When Trapero was a child, his mother taught and his father sold cars. In English, La Matanza means “the killing”, a reference to it having once been a place where cattle were slaughtered. Under the junta, it also hosted pockets of concealed opposition. The church school Trapero attended was influenced by leftwing “third world Catholicism”. Only years later did he learn that some of the priests who taught him had been sheltered by the school from the military. The experience inspired the film he made before The Clan, White Elephant, about a shantytown priest played by the great Ricardo Darín. The same actor also starred in the movie before that, Carancho, the story of an ambulance-chasing lawyer, until now its director’s best-known work.

Watch a trailer for The Clan on YouTube

Despite the gravity of its story, The Clan is made with pizzazz: it has the heft of history and the zing of Scorsese. In Argentina, the reward was a box-office sensation. On its opening weekend, 53% of Argentinians going to the cinema went to see The Clan.

Trapero was surprised such a huge audience wanted to revisit so bad a memory. “But my theory about Argentina is that it has this postcard image of itself, which is very melancholy. We’re forever thinking about our broken dreams.” He smiles. “The importance of the tango explains that. It’s not like samba in Brazil, which expresses happiness. Tango is about sadness and obsession with the past. And in Argentina there is the highest ratio of psychologists to ordinary people anywhere. Everyone is in therapy. My wife studied psychology, my sister is a psychologist …” And you make films, I say. “Exactly! So I need therapy, too. But it means there is always reflection.”

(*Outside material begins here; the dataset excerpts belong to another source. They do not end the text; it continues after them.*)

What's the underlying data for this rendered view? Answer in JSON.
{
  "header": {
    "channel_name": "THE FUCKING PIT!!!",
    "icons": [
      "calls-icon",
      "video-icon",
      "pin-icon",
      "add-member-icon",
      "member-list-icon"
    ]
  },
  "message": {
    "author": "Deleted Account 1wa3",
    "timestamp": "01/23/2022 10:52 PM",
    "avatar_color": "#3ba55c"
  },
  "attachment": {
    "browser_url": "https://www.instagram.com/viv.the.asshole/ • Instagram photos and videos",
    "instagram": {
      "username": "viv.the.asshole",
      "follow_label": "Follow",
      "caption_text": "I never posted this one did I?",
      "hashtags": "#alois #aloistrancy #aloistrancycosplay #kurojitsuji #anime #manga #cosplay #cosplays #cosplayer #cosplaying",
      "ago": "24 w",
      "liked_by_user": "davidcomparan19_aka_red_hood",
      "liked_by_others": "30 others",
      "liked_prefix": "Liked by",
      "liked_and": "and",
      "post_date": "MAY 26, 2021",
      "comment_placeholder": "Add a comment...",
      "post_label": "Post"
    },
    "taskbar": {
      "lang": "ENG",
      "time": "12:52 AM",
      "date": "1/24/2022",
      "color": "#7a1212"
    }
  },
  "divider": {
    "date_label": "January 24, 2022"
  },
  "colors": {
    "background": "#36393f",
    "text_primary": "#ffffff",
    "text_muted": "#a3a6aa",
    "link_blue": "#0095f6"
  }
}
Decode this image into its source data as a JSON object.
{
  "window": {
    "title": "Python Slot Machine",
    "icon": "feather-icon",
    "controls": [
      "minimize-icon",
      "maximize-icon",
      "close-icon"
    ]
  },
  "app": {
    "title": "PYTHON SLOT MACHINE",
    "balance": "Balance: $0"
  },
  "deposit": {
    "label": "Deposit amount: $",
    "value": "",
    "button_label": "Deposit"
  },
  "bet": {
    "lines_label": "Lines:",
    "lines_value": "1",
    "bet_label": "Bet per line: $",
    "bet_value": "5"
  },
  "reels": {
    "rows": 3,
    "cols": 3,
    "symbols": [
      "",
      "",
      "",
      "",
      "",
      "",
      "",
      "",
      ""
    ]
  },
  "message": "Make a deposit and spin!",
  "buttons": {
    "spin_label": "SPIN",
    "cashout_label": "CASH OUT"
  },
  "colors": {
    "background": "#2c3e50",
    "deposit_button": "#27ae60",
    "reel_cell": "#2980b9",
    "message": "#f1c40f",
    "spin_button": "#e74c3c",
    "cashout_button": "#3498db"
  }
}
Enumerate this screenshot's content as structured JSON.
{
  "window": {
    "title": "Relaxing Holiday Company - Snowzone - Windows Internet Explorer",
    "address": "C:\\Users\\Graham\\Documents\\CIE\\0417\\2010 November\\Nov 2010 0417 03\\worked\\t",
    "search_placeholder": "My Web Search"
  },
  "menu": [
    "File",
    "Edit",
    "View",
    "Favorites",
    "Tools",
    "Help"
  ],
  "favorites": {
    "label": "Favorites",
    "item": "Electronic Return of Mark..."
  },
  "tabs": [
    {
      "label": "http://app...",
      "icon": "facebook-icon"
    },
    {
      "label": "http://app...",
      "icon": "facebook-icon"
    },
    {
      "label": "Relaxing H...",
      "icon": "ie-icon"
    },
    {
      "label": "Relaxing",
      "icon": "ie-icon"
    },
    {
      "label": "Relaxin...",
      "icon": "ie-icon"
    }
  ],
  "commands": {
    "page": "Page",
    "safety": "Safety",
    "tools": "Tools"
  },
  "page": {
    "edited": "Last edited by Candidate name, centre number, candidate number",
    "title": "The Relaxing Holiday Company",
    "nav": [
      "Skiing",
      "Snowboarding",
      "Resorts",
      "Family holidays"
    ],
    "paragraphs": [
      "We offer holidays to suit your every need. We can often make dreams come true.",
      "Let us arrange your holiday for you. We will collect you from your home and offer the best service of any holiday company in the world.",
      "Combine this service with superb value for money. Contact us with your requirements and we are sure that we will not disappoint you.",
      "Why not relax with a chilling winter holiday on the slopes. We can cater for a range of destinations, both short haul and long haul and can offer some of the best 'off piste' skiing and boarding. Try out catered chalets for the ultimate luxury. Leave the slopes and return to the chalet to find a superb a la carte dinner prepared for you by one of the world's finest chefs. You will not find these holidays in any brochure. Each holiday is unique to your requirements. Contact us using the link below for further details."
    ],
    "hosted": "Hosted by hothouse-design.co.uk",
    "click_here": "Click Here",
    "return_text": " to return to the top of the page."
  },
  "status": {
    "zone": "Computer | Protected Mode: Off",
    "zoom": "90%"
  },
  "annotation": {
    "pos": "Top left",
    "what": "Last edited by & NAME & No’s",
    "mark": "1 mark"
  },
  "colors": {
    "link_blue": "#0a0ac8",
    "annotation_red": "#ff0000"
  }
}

He says he was glad to make the film for the sake of his son. Otherwise, “he might have one day heard this story and thought it was just fiction.” But for now at least, he wants to step away from Argentinian history. He says he feels optimistic about the country. “For my father’s generation, there was always the despair that the junta would come back. I don’t think that will ever happen. Maybe I’m naive. But actually, I prefer to be naive.”

The Clan is in cinemas on 16 September.